Un punto particolare merita l’attenzione: l’accompagnamento dei fidanzati sino alla celebrazione del sacramento e nei primi passi della nuova vita famigliare. Il testo iscrive questa prospettiva all’interno della vita della Comunità ecclesiale: è sempre più evidente che si tratta di aiutare i due giovani fidanzati a vivere la fede nella comunità cristiana alla quale appartengono. Va allontanato ogni “individualismo religioso”, come lo stesso Benedetto XVI osservava nella Enciclica Spe salvi. È indispensabile perciò accompagnarli mentre muovono i loro primi passi di vita famigliare (compreso il tema della paternità responsabile). Qui ci troviamo di fronte ad un vasto campo quasi del tutto ignoto alla vita ordinaria delle parrocchie. È utile qui l’esperienza dei movimenti famigliari che hanno già individuato dei percorsi efficaci di accompagnamento. Ed è anche in questo orizzonte che vanno promosse le associazioni famigliari sia per aiutare la vita spirituale delle famiglie sia per una più efficace presenza nella vita sociale ed anche politica.
Il Papa esorta quindi all’accompagnamento anche delle persone abbandonate, di quelle separate o divorziate. Sottolinea, tra l’altro, l’importanza della recente riforma dei procedimenti per il riconoscimento dei casi di nullità matrimoniale e della responsabilità affidata ai Vescovi. Il testo richiama la sofferenza dei figli nelle situazioni conflittuali. Si accenna ai matrimoni misti e a quelli con disparità di culto, e alla situazione delle famiglie che hanno al loro interno persone con tendenza omosessuale, ribadendo il rispetto nei loro confronti e il rifiuto di ogni ingiusta discriminazione e di ogni forma di aggressione o violenza.
La cura delle famiglie ferite: accompagnare, discernere e integrare
Il capitolo ottavo – tra le parti più attese della Esortazione papale – costituisce un invito alla misericordia e al discernimento pastorale davanti a situazioni che non rispondono pienamente a quello che il Signore propone. Il Papa ribadisce che non si deve affatto rinunciare ad illuminare la verità del cammino della fede e le forti esigenze della sequela del Signore. Esorta però ad assumere lo sguardo di Gesù e lo stile di Dio che ha chiaramente espresso nelle sue parole, nei suoi gesti, nei suoi incontri.
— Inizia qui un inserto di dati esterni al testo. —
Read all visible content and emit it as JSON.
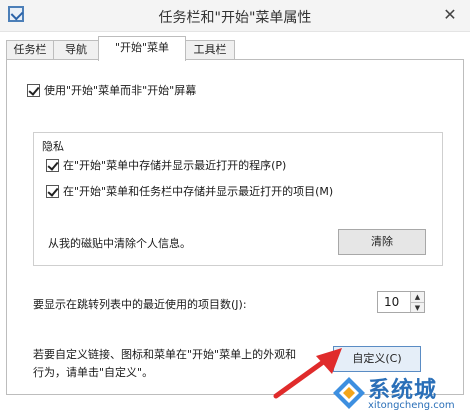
{
  "window": {
    "title": "任务栏和\"开始\"菜单属性",
    "close_glyph": "✕"
  },
  "tabs": [
    {
      "label": "任务栏"
    },
    {
      "label": "导航"
    },
    {
      "label": "\"开始\"菜单"
    },
    {
      "label": "工具栏"
    }
  ],
  "start_menu": {
    "use_start_screen_label": "使用\"开始\"菜单而非\"开始\"屏幕",
    "privacy": {
      "title": "隐私",
      "store_programs_label": "在\"开始\"菜单中存储并显示最近打开的程序(P)",
      "store_items_label": "在\"开始\"菜单和任务栏中存储并显示最近打开的项目(M)",
      "clear_text": "从我的磁贴中清除个人信息。",
      "clear_button": "清除"
    },
    "jump_list_label": "要显示在跳转列表中的最近使用的项目数(J):",
    "jump_list_value": "10",
    "customize_text_line1": "若要自定义链接、图标和菜单在\"开始\"菜单上的外观和",
    "customize_text_line2": "行为，请单击\"自定义\"。",
    "customize_button": "自定义(C)"
  },
  "watermark": {
    "brand": "系统城",
    "url": "xitongcheng.com"
  },
  "colors": {
    "accent": "#2a6fb8",
    "arrow": "#e02b2b"
  }
}
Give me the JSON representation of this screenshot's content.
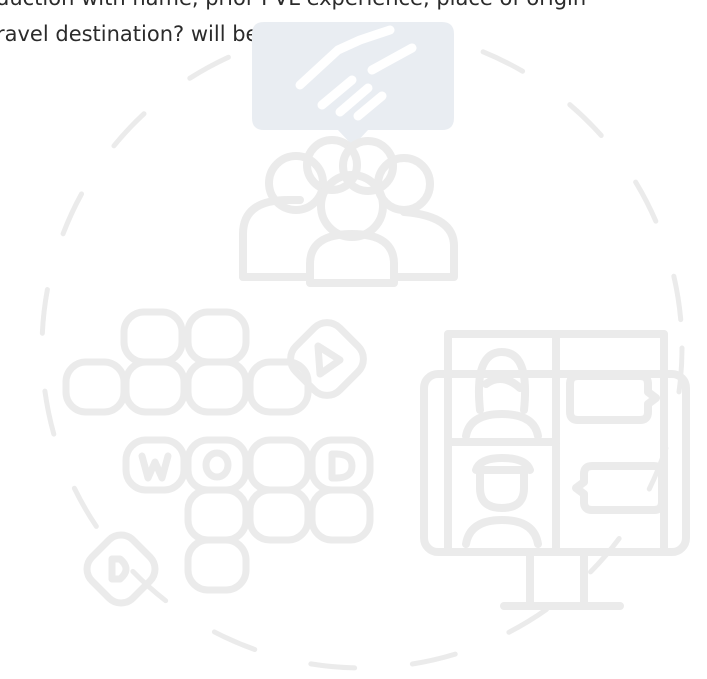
{
  "intro": {
    "line1": "duction with name, prior PVL experience, place of origin",
    "line2": "ravel destination? will be enough."
  },
  "illustration": {
    "stroke_color": "#ebebeb",
    "bubble_fill_color": "#e9edf2",
    "bubble_icon_color": "#ffffff",
    "icons": [
      "handshake-icon",
      "group-icon",
      "word-puzzle-icon",
      "video-call-icon",
      "dashed-circle"
    ],
    "word_tiles": [
      "W",
      "O",
      "D"
    ]
  }
}
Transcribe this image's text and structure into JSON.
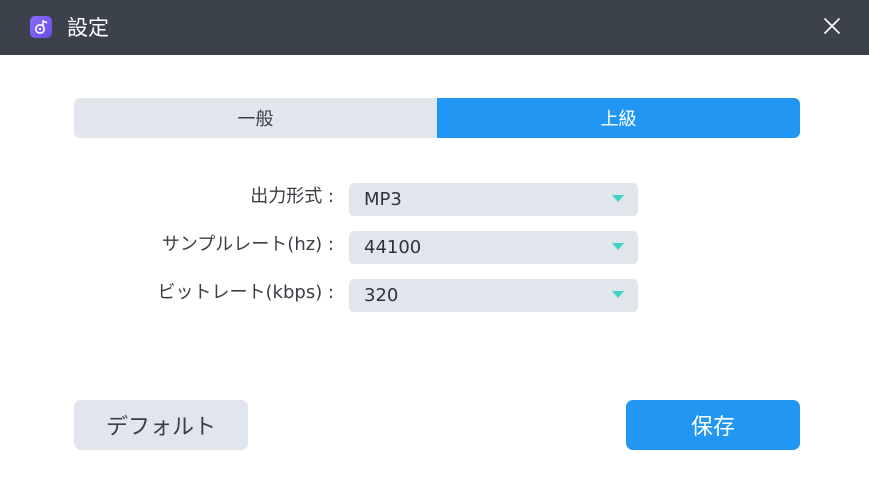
{
  "window": {
    "title": "設定",
    "app_icon": "music-disc-icon",
    "close_icon": "close-icon"
  },
  "tabs": [
    {
      "label": "一般",
      "active": false
    },
    {
      "label": "上級",
      "active": true
    }
  ],
  "settings": {
    "output_format": {
      "label": "出力形式 :",
      "value": "MP3"
    },
    "sample_rate": {
      "label": "サンプルレート(hz) :",
      "value": "44100"
    },
    "bitrate": {
      "label": "ビットレート(kbps) :",
      "value": "320"
    }
  },
  "buttons": {
    "default_label": "デフォルト",
    "save_label": "保存"
  },
  "colors": {
    "titlebar": "#3b424b",
    "accent": "#2196f3",
    "control_bg": "#e1e6ec",
    "dropdown_arrow": "#3fd3c3"
  }
}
Richiama il fatto che ci sono anche “altre forme di unione che contraddicono radicalmente questo ideale, mentre alcune lo realizzano almeno in modo parziale e analogo” e in queste ultime il Papa colloca i credenti conviventi o quelli uniti solo con matrimonio civile. In ogni caso, la Chiesa “non manca di valorizzare gli ‘elementi costruttivi in quelle situazioni che non corrispondono ancora o non più’ al suo insegnamento sul matrimonio” (n.292). C’è qui l’ansia evangelica di non spegnere il lucignolo fumigante (cfr. Mt.12,20). Ogni “seme di famiglia” – si potrebbe dire – ovunque ci sia, va accompagnato e fatto crescere.
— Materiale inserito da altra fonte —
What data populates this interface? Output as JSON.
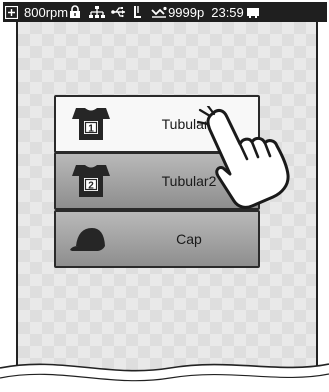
{
  "status_bar": {
    "speed": "800rpm",
    "stitch_count": "9999p",
    "time": "23:59",
    "icons": [
      "frame-icon",
      "lock-icon",
      "network-icon",
      "usb-icon",
      "needle-icon",
      "stitch-icon",
      "embroidery-icon"
    ]
  },
  "menu": {
    "items": [
      {
        "label": "Tubular1",
        "icon": "tshirt-1-icon",
        "badge": "1",
        "state": "selected"
      },
      {
        "label": "Tubular2",
        "icon": "tshirt-2-icon",
        "badge": "2",
        "state": "normal"
      },
      {
        "label": "Cap",
        "icon": "cap-icon",
        "state": "normal"
      }
    ]
  },
  "overlay": {
    "icon": "pointing-hand-icon"
  }
}
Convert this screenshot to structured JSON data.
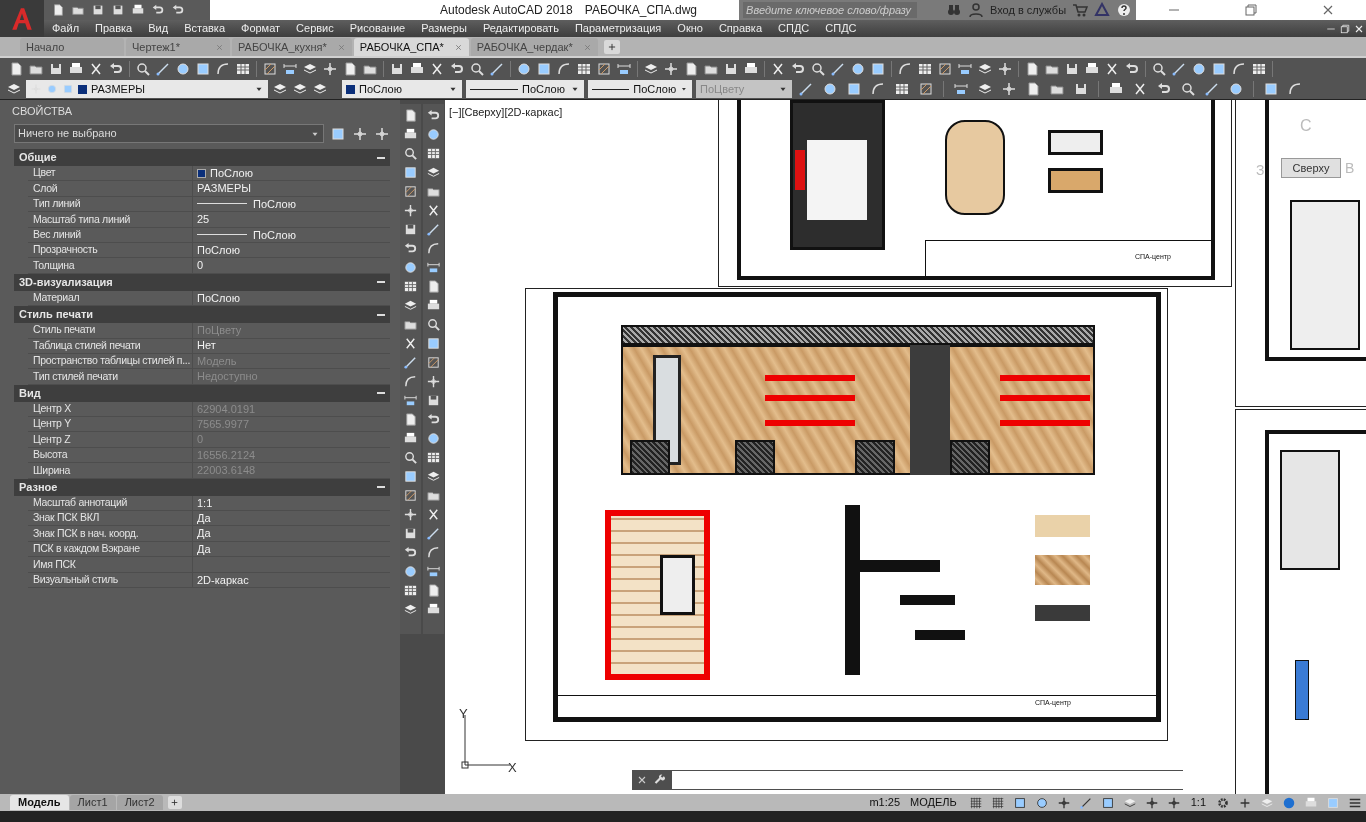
{
  "window": {
    "app_title": "Autodesk AutoCAD 2018",
    "file_name": "РАБОЧКА_СПА.dwg"
  },
  "search": {
    "placeholder": "Введите ключевое слово/фразу"
  },
  "sign_in": "Вход в службы",
  "menu": [
    "Файл",
    "Правка",
    "Вид",
    "Вставка",
    "Формат",
    "Сервис",
    "Рисование",
    "Размеры",
    "Редактировать",
    "Параметризация",
    "Окно",
    "Справка",
    "СПДС",
    "СПДС"
  ],
  "doc_tabs": [
    {
      "label": "Начало",
      "selected": false,
      "closable": false
    },
    {
      "label": "Чертеж1*",
      "selected": false,
      "closable": true
    },
    {
      "label": "РАБОЧКА_кухня*",
      "selected": false,
      "closable": true
    },
    {
      "label": "РАБОЧКА_СПА*",
      "selected": true,
      "closable": true
    },
    {
      "label": "РАБОЧКА_чердак*",
      "selected": false,
      "closable": true
    }
  ],
  "layer_toolbar": {
    "layer": "РАЗМЕРЫ",
    "color_setting": "ПоСлою",
    "linetype": "ПоСлою",
    "lineweight": "ПоСлою",
    "plot_style": "ПоЦвету"
  },
  "properties": {
    "title": "СВОЙСТВА",
    "selection": "Ничего не выбрано",
    "sections": [
      {
        "title": "Общие",
        "expanded": true,
        "rows": [
          {
            "label": "Цвет",
            "value": "ПоСлою",
            "kind": "swatch",
            "disabled": false
          },
          {
            "label": "Слой",
            "value": "РАЗМЕРЫ",
            "kind": "text",
            "disabled": false
          },
          {
            "label": "Тип линий",
            "value": "ПоСлою",
            "kind": "line",
            "disabled": false
          },
          {
            "label": "Масштаб типа линий",
            "value": "25",
            "kind": "text",
            "disabled": false
          },
          {
            "label": "Вес линий",
            "value": "ПоСлою",
            "kind": "line",
            "disabled": false
          },
          {
            "label": "Прозрачность",
            "value": "ПоСлою",
            "kind": "text",
            "disabled": false
          },
          {
            "label": "Толщина",
            "value": "0",
            "kind": "text",
            "disabled": false
          }
        ]
      },
      {
        "title": "3D-визуализация",
        "expanded": true,
        "rows": [
          {
            "label": "Материал",
            "value": "ПоСлою",
            "kind": "text",
            "disabled": false
          }
        ]
      },
      {
        "title": "Стиль печати",
        "expanded": true,
        "rows": [
          {
            "label": "Стиль печати",
            "value": "ПоЦвету",
            "kind": "text",
            "disabled": true
          },
          {
            "label": "Таблица стилей печати",
            "value": "Нет",
            "kind": "text",
            "disabled": false
          },
          {
            "label": "Пространство таблицы стилей п...",
            "value": "Модель",
            "kind": "text",
            "disabled": true
          },
          {
            "label": "Тип стилей печати",
            "value": "Недоступно",
            "kind": "text",
            "disabled": true
          }
        ]
      },
      {
        "title": "Вид",
        "expanded": true,
        "rows": [
          {
            "label": "Центр X",
            "value": "62904.0191",
            "kind": "text",
            "disabled": true
          },
          {
            "label": "Центр Y",
            "value": "7565.9977",
            "kind": "text",
            "disabled": true
          },
          {
            "label": "Центр Z",
            "value": "0",
            "kind": "text",
            "disabled": true
          },
          {
            "label": "Высота",
            "value": "16556.2124",
            "kind": "text",
            "disabled": true
          },
          {
            "label": "Ширина",
            "value": "22003.6148",
            "kind": "text",
            "disabled": true
          }
        ]
      },
      {
        "title": "Разное",
        "expanded": true,
        "rows": [
          {
            "label": "Масштаб аннотаций",
            "value": "1:1",
            "kind": "text",
            "disabled": false
          },
          {
            "label": "Знак ПСК ВКЛ",
            "value": "Да",
            "kind": "text",
            "disabled": false
          },
          {
            "label": "Знак ПСК в нач. коорд.",
            "value": "Да",
            "kind": "text",
            "disabled": false
          },
          {
            "label": "ПСК в каждом Вэкране",
            "value": "Да",
            "kind": "text",
            "disabled": false
          },
          {
            "label": "Имя ПСК",
            "kind": "text"
          },
          {
            "label": "Визуальный стиль",
            "value": "2D-каркас",
            "kind": "text",
            "disabled": false
          }
        ]
      }
    ]
  },
  "viewport_label": "[−][Сверху][2D-каркас]",
  "view_cube": {
    "north": "С",
    "west": "З",
    "east": "В",
    "face": "Сверху"
  },
  "title_blocks": [
    "СПА-центр",
    "СПА-центр"
  ],
  "ucs": {
    "x": "X",
    "y": "Y"
  },
  "layout_tabs": [
    {
      "label": "Модель",
      "selected": true
    },
    {
      "label": "Лист1",
      "selected": false
    },
    {
      "label": "Лист2",
      "selected": false
    }
  ],
  "status_bar": {
    "scale": "m1:25",
    "space": "МОДЕЛЬ",
    "annotation_scale": "1:1"
  }
}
Il Papa iscrive l’intera Esortazione nell’orizzonte della Misericordia. E consegna tre verbi tra loro legati: accompagnare, discernere, integrare. Tale itinerario è possibile solo se c’è una comunità cristiana che, appunto, accompagna, discerne e integrare chi deve guarire e crescere nell’amore di Cristo. Il discernimento nella Chiesa, va certamente fatto con un giusto giudizio, ossia che sia aderente alla concretezza degli atti e degli avvenimenti che hanno prodotto una situazione critica dal punto di vista della coerenza cristiana e della coscienza morale. Ma non deve essere, però, un atto liquidatorio di condanna che non tiene conto della qualità morale degli atti e delle intenzioni, dei fatti e delle circostanze. E soprattutto il giudizio è teso ad aprire la strada per la conversione. Un giudizio che registra il peccato e non attiva la salvezza è pre-cristiano.
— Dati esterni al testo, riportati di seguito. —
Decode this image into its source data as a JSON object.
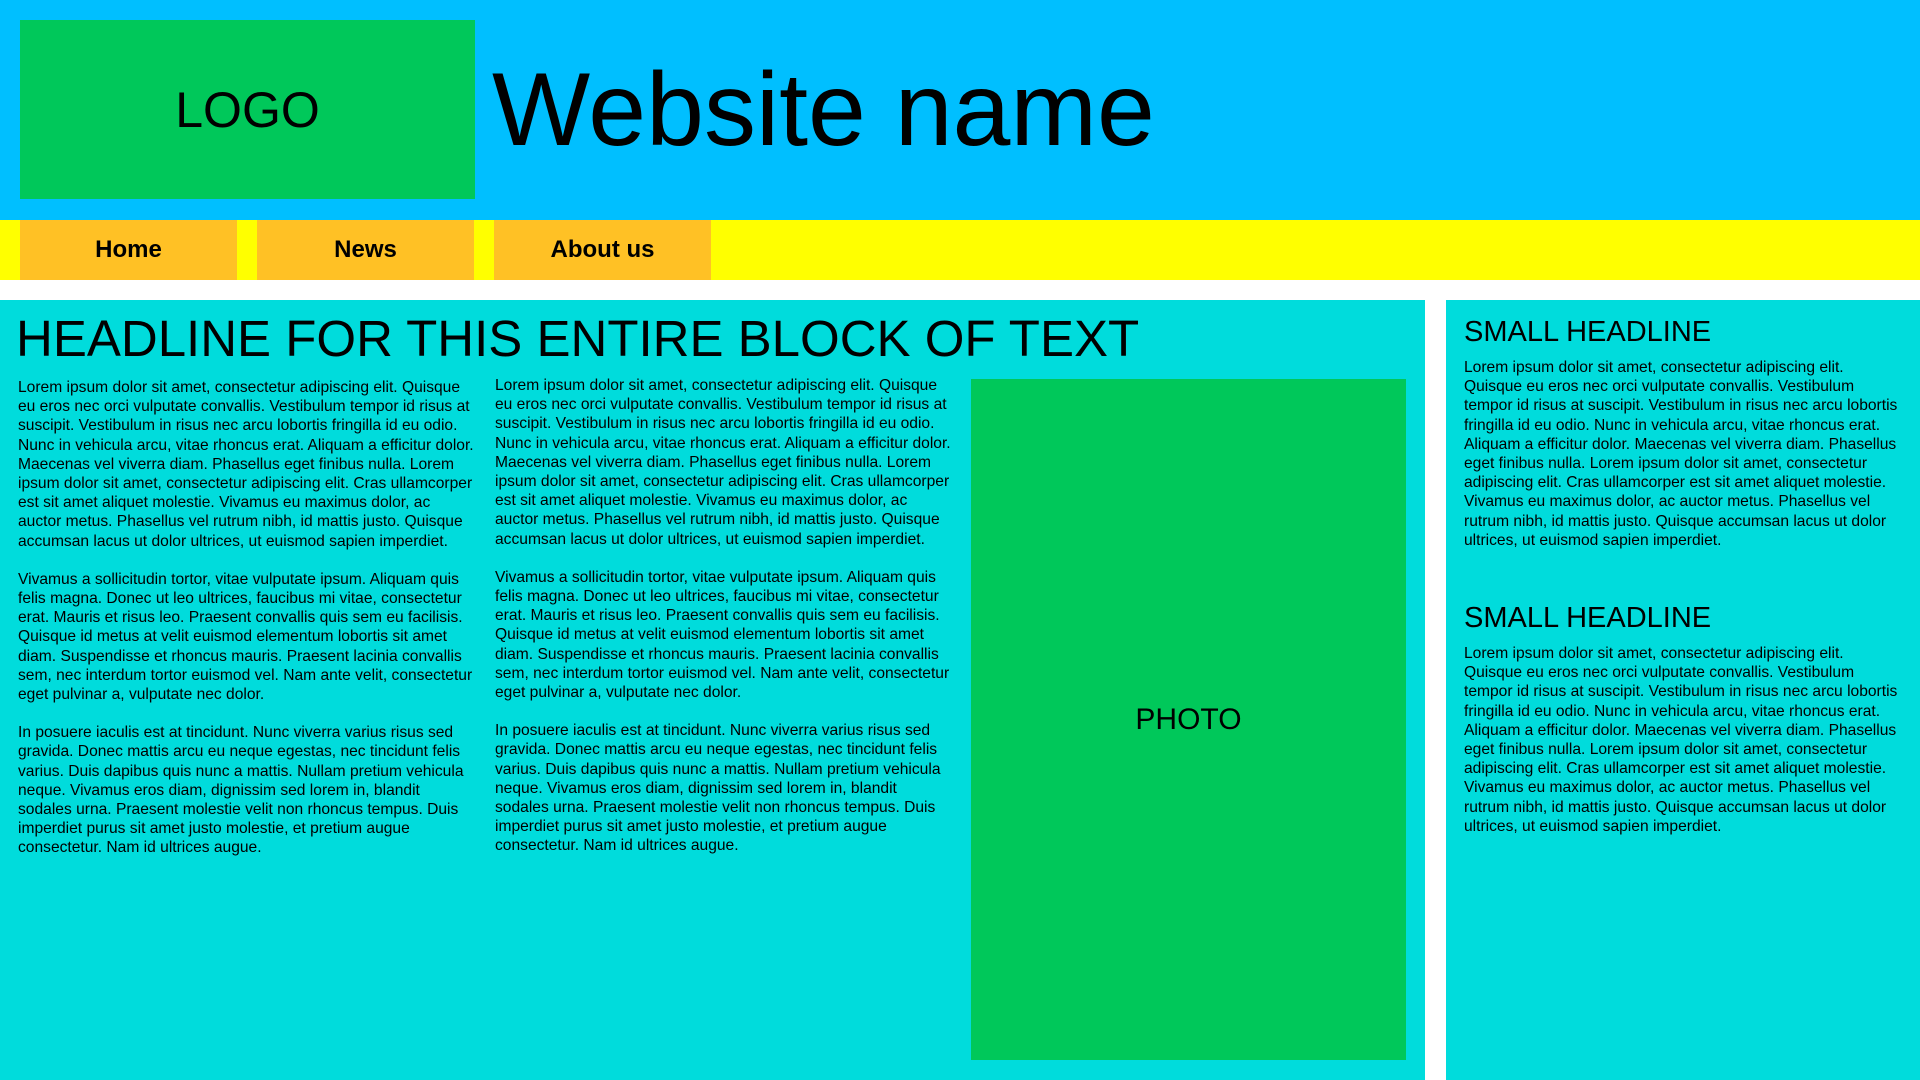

È questo il significato dell’ammonimento del Papa, quando dice che vanno evitati i “giudizi che non tengono conto della complessità delle diverse situazioni, ed è necessario essere attenti al modo in cui le persone vivono e soffrono a motivo della loro condizione” (n.296). Le situazioni sono molto diverse tra loro e “non devono essere catalogate o rinchiuse in affermazioni troppo rigide senza lasciare spazio a un adeguato discernimento personale e pastorale” (n.298). In ogni caso, per quanto riguarda il cristiano, e la stessa Chiesa, “nessuno può essere condannato per sempre” (297).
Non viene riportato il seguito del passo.